Jusqu’à présent, ce phénomène était inconnu dans notre pays. Mais avec la crise économique, nous voyons de plus en plus de personnes chercher de quoi se nourrir dans les poubelles. Avant, seuls les Roms ou les clochards le faisaient. Puis sont arrivés les immigrés d'Asie ou d'Afrique qui faisaient entrer le plus de choses possibles dans un cadis de supermarché. Aujourd’hui, ce sont des Grecs qui font les poubelles. Beaucoup cherchent des choses à revendre. Tandis que d'autres recherchent tout ce qui est comestible.

Samat Eftehar est originaire d'Iran. Il est propriétaire depuis 25 ans d'une taverne à Exarchia. "C’est encore un petit quartier vivant. Je connais la plupart des habitants depuis des années. J'ai vu des personnes à bas revenus voir leur salaires réduits, des personnes dignes, mais contraintes de fouiller dans les poubelles pour manger", raconte-t-il.

De temps en temps, il donne à manger à des personnes dans le besoin qu'il connaît. "Je pense que l'on a pas encore vu la dernière scène de cette tragédie. Les choses empirent, il y a une vraie famine, constate Samat Eftehar. Famine ne signifie pas ‘je n'ai plus à manger’ comme en Afrique, la famine, selon moi, c'est aussi quelqu'un qui ne peut même pas acheter de la viande une fois par mois".

En ces temps de récession, beaucoup de nourriture finit aux ordures. Chaque année, 89 millions de tonnes de nourriture sont jetées, ce qui représente 180 kilos pour chaque Européen. Les foyers jettent 43% de cette quantité, souvent à cause des dates de péremption.

A la recherche du yaourt le moins périmé

Giorgos Arabatzoglou travaille au service nettoyage de la mairie de Penteli, dans le nord d'Athenes : "Même dans cette banlieue cossue, les gens font les poubelles, surtout à la fin des marchés. Ce phénomène a augmenté dernièrement", dit-il. On trouve sans cesse des sacs poubelles déchirés, donc on suppose que les gens cherchent. Au-delà des supermarchés et des poubelles, il y a les vendeurs de souvlakis [brochettes]. Récemment, j'ai vu une scène inédite. Une jeune femme, devant un supermarché, bien habillée, cherchait dans un tas de yaourts périmés, le moins périmé de tous."

Giannis Apostolopoulos, conseiller à la mairie d'Athenes, constate que "le phénomène s’est accru depuis un mois et demi, même s'il existe depuis dix ans dans le pays. On le remarque davantage parce qu’il nous touche directement. Il y a des petits retraités avec moins de revenus, des chômeurs parfois jeunes". Il note que ce phénomène dépasse la ville d'Athènes. "C'est un fait. Mais ici, nous organisons tous les jours une soupe populaire et des personnes habitants d'autres quartiers font le déplacement. De plus, les bennes à ordures d'Athènes sont plus remplies".

Dimitri à 40 ans. Depuis plusieurs années il conduit les grues de la mairie d'Athènes. Il a 4 enfants et a trouvé dans les déchets des autres un meuble pour son entrée. "Je n'avais pas 10 euros en poche pour acheter des cigarettes. La mairie ne nous payait pas depuis plusieurs mois et je voyais les meubles jetés dans le quartier d’Aigaleo.

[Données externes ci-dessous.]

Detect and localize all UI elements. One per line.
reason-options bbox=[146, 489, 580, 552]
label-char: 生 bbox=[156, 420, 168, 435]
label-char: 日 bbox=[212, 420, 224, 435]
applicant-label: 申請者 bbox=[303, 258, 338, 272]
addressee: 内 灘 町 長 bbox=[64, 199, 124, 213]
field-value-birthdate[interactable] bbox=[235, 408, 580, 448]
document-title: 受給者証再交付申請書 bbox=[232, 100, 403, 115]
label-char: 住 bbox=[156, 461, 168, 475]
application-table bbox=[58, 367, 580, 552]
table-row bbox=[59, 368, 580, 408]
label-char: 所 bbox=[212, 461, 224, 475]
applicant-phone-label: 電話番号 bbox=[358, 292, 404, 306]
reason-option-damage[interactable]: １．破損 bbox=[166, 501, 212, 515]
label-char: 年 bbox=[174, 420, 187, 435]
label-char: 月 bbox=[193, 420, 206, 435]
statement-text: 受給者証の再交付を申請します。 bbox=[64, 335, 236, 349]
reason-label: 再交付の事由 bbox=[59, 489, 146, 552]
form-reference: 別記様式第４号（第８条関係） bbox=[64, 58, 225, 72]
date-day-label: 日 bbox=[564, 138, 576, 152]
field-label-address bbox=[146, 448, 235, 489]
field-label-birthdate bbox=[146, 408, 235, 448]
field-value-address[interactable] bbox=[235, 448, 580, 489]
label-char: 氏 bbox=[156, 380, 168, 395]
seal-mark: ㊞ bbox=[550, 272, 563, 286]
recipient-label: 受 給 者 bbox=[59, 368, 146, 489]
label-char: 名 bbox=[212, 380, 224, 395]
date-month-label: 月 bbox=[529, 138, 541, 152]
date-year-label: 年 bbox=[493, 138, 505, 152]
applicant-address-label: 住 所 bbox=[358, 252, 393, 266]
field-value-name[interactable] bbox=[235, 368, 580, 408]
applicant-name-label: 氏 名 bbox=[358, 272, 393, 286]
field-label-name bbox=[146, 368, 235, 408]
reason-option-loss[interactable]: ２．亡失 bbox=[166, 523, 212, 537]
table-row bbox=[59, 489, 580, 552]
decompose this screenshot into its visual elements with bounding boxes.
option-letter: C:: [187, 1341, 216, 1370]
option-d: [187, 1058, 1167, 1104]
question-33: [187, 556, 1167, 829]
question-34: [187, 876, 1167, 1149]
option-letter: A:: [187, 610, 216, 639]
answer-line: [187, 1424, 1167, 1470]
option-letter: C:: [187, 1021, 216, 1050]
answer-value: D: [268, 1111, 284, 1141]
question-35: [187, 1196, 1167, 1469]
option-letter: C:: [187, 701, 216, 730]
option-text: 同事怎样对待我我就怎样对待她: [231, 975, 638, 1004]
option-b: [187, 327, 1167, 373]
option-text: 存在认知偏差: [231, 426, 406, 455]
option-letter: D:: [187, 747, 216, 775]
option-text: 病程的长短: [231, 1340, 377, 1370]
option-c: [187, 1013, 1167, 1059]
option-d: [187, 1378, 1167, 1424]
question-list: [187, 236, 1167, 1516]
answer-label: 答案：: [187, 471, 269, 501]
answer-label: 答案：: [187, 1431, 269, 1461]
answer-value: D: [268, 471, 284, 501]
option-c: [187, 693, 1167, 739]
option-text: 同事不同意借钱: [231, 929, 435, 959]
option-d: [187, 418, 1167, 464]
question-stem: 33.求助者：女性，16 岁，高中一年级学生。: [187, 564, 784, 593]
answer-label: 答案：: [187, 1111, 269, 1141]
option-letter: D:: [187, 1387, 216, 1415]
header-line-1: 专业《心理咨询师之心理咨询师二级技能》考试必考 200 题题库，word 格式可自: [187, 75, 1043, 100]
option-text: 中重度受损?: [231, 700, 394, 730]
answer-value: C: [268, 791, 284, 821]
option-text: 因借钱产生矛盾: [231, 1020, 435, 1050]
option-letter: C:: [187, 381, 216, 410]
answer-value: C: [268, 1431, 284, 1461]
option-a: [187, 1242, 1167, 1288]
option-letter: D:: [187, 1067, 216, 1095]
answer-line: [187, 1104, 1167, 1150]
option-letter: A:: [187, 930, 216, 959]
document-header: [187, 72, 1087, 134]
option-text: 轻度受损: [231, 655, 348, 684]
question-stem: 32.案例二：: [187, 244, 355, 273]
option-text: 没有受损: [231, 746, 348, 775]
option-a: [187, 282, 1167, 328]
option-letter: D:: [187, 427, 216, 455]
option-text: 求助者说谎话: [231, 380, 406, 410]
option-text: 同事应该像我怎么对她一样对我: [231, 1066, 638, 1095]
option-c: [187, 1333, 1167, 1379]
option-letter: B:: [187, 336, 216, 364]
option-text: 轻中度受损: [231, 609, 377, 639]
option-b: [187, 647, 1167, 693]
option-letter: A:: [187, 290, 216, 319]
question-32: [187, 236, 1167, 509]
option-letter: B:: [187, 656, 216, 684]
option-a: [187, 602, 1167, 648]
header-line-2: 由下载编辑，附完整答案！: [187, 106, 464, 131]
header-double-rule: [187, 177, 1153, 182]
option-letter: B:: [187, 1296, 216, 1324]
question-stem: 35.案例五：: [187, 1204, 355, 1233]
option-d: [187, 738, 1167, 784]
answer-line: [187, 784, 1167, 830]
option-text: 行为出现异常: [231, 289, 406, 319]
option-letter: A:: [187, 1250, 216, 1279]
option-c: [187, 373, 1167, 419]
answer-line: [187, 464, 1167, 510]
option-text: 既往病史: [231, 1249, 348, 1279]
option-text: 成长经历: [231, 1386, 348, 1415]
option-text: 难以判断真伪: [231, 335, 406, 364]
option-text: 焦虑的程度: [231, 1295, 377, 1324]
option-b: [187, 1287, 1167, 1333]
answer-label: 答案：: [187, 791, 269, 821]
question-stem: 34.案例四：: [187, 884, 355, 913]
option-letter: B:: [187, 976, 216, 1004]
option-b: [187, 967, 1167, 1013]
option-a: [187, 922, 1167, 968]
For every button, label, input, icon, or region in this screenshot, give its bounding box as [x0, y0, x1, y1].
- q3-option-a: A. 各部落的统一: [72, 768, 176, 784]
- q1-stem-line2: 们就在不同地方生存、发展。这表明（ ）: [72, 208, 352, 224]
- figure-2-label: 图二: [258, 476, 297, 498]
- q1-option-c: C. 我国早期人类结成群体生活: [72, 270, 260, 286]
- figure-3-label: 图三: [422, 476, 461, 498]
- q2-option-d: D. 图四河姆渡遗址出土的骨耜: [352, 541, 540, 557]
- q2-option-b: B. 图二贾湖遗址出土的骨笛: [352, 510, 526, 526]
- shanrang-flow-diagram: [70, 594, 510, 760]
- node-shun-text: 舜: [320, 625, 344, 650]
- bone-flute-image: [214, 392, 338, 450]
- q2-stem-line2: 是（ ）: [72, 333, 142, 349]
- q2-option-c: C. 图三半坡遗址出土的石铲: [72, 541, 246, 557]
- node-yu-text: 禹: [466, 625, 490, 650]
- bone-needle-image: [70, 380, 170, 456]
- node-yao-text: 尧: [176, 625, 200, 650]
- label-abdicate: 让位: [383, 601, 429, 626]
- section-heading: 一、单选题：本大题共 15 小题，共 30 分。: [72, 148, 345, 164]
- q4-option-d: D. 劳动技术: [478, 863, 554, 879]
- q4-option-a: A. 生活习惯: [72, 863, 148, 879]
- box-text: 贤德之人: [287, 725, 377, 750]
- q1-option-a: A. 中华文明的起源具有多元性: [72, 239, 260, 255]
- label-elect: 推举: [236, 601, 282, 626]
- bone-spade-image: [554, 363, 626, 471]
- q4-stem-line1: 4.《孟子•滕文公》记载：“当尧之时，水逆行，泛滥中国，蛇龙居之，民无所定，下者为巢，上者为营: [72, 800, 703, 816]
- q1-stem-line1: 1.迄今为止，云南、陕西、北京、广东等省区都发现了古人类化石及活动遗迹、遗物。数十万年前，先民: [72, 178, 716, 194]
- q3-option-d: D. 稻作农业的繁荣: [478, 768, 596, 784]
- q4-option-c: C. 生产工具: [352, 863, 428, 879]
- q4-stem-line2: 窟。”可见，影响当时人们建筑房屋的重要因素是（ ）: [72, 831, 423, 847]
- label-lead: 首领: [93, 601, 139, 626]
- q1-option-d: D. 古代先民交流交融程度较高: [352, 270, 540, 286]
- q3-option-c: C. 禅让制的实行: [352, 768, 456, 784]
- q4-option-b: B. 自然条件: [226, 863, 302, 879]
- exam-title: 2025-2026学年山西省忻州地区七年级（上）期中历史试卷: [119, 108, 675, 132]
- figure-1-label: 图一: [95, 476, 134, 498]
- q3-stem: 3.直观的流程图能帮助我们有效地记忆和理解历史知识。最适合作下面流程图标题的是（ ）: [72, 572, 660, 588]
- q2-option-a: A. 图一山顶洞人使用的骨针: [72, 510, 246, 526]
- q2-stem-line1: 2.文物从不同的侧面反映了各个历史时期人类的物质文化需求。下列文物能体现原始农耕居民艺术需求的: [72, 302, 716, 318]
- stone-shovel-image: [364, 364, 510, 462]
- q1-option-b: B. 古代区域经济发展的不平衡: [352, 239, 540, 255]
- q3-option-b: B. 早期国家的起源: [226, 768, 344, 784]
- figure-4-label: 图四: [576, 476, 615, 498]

J'ai donc saisit l'occasion. Un collègue m'a dit de les revendre pas cher et la première fois, j'en ai gagné 60 euros en deux après-midi !"

Dimitri a changé de voiture et acheté une petite camionnette. Quand sa fille aînée voit des objets jetés dans la rue, elle l'appelle pour qu'il aille les chercher. Le garage de son immeuble est devenu un atelier d'où il extrait les matériaux (essentiellement du fer et du cuivre) des objets récupérés. "J'en retire 300-400 euros par mois et surtout, je peux avoir de l'argent de poche". Comme lui, de plus en plus de ferrailleurs ont fait leur apparition.